More than 13.5 million deaths due to air pollution could be avoided by 2050 under climate action that limits global warming to 2 degrees Celsius, mostly in low and middle-income countries, according to a new study.
Researchers, including those from The University of Texas at Austin, US, said that the amount of health benefits and how they are distributed across the countries would depend on how climate mitigation is shared globally.
The analysis, published in The Lancet Global Health journal, shows that under a least-cost approach, where emissions are cut wherever cheapest to do so, LMICs shoulder a significant share of the mitigation effort but also reap the largest air quality benefits.

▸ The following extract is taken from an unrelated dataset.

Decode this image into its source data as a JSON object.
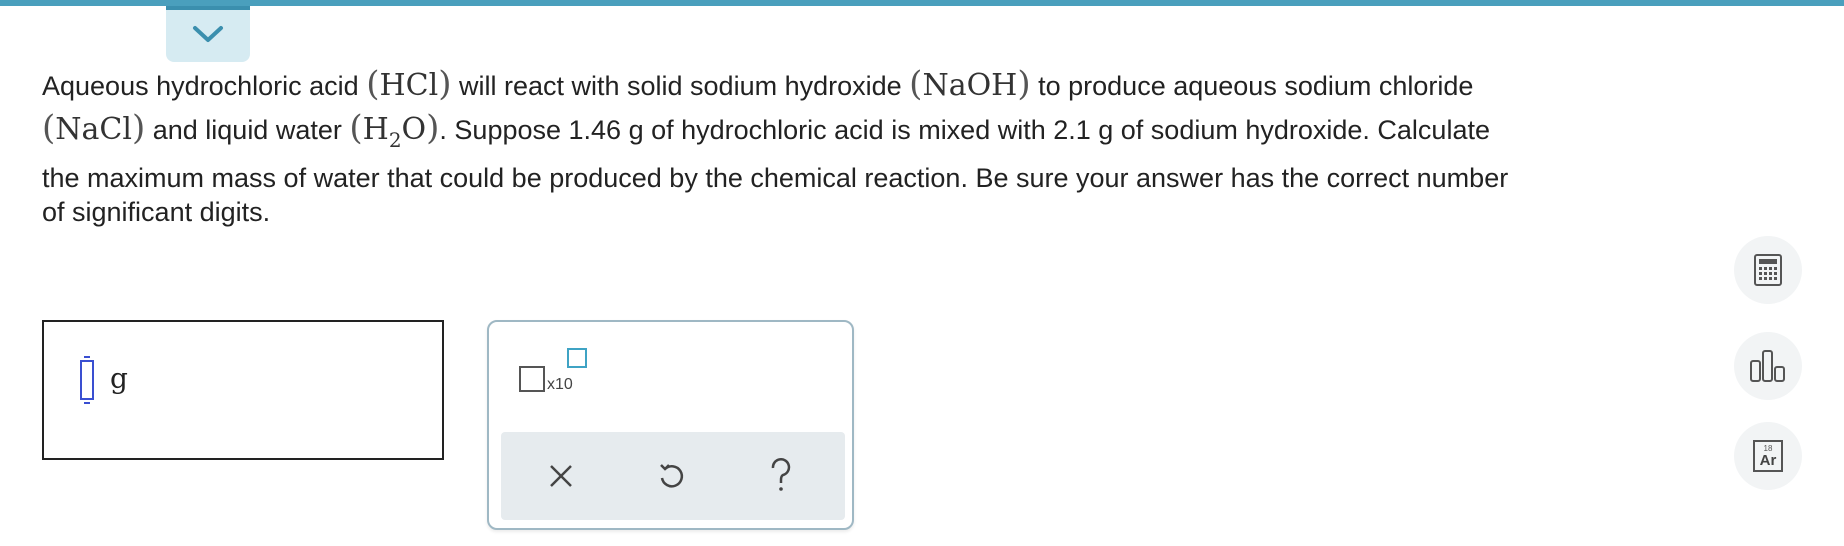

However, wealthier nations bearing more of the climate mitigation effort under an 'equity-based approach' could result in LMICs paying less, but may avert nearly four million fewer premature deaths, because less fossil fuel reduction occurs where air pollution is the worst, the researchers said.
"We show that there is a difficult tension between international distributive climate justice and the goal of saving lives via air pollution co-benefits," said co-lead author Mark Budolfson, associate professor of philosophy and geography and the environment at The University of Texas at Austin, said.
"Within the current Paris Agreement climate regime involving Nationally Determined Contributions to global emissions reductions, shifting mitigation from poor countries to rich countries has the perverse effect of reducing the number of lives saved via air quality improvements in poor countries -- possibly by millions," Budolfson said.
The authors wrote, "Climate action to limit global warming to 2 degrees Celsius results in more than 13.5 million avoided premature deaths from air pollution between 2020 and 2050, mostly in middle-income countries."
The researchers modelled three scenarios - one through least cost, one that shifts mitigation burden towards higher-income countries (the "international equity scenario"), and a third one identical to international equity, but with LMICs also reduce air pollution to levels that occur in the least-cost scenario.
The third scenario was defined as an equity-based climate regime in which LMICs invest their mitigation cost savings into conventional air pollution controls, such as end-of-pipe technologies targeting soot, sulphur dioxide, and other pollutants, for example in the smokestacks of power plants.
The scenario emerged as the most favourable one, "delivering both the fairness benefits of shifting climate costs to wealthier nations and the full life-saving potential of cleaner air in the developing world", the researchers said.
The study found that for almost all LMICs, the savings from reduced climate mitigation costs more than cover the expense of these additional air quality measures, they said.
"There is an urgent need to design justice-centred climate mitigation regimes to ensure that developing countries do not miss an opportunity to realise transformative reductions in air pollution," co-lead author Noah Scovronick, associate professor at Emory University, said.
"We identify one attractive way of navigating this tension," Scovronick said.